Results
A total of 177 physicians (102 PCPs and 75 specialists) enrolled 2009 patients; Ontario contributed more than any other province with the top 4 being Ontario, BC, Quebec, and Alberta. The number of patients enrolled by specialists and PCPs was equal.
Patients enrolled by specialists were slightly older, more frequently female and Caucasian (77% vs. 65%, p=0.0001) and with other differences in clinical characteristics summarized in Table 1. Specialists had less patients on statin therapy and bile acid sequestrants but more patients on aspirin and other antiplatelet therapies as well as beta blockers (Table 1). Patients treated by specialists had slightly lower total cholesterol and triglycerides but no difference in LDL-C or non-HDL-C levels (Table 1).
At baseline and during the follow up, the specialists tended to use less statins (Figure 1) but more additional and recommended non-statin therapy (Figure 1). PCPs used more of other, non-guideline recommended lipid lowering therapies such as niacin or fibrate as compared to specialists (10% vs. 6%, p=0.007).
The mean LDL was 3.3 mmol/L at baseline (visit 1) and decreased significantly to 2.4 and 2.2 mmol/L respectively during the follow up in visits 2 and 3 (11) , there was no difference in the extent of decrease between specialists and PCPs (Figure 2). The proportion of patients achieving the CCS recommended LDL-C level of < 2.0 mmol/L (primary endpoint) increased significantly to 41.7% and 50.8% in visits 2 and 3 respectively (11)and was similar between specialists and PCPs (Figure 3).
Physician responses as to why they were not following guidelines with respect to additional therapy of ezetimibe and/or PCSK9i are summarized in Figure 4; physicians did not provide reasons for not following the guidelines for each patient. The two most frequent reasons provided were patient refusal (more common by specialists) and additional therapy not perceived to be needed. Importantly, both groups of physicians (more often PCPs than specialists) stated that additional therapy would be prescribed at the next visit. Cost, as a reason for not following the guidelines was more commonly sited by PCPs while co-morbidities, patient intolerance, or social constraint was more frequently cited by specialists (Figure 4).

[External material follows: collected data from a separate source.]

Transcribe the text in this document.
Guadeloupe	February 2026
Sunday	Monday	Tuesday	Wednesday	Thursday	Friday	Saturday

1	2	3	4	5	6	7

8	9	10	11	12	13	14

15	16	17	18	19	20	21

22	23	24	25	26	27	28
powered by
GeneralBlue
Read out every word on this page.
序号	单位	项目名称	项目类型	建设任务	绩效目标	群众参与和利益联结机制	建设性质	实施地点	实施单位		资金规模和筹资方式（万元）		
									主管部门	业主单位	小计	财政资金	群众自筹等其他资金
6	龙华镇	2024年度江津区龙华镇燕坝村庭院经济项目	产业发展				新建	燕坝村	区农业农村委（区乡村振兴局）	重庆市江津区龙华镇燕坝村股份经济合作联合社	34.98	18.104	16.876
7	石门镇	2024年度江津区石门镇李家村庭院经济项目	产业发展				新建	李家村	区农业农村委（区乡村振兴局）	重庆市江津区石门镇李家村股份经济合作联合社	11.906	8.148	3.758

Multivariable analysis identified female gender, history of FH and chronic kidney disease as being associated with a lower likelihood of achieving recommended LDL-C level while age, coronary artery disease and diabetes as being predictors of achieving the recommended level. Care by a specialist vs. PCP was not significantly associated with achieving the recommended LDL-C level (1.02 [95% CI: 0.87-1.20] p=0.80). The use of any recommended lipid lowering therapy was the strongest indicator of achieving LDL-C < 2.0 mmol/L with the odds ration and 95% CI for statin 3.10 (2.54-3.78, p <.0001), ezetimibe 1.71 (1.46-2.01, p <.0001) and PCSK9i 17.21 (13.69-21.63, p <.0001).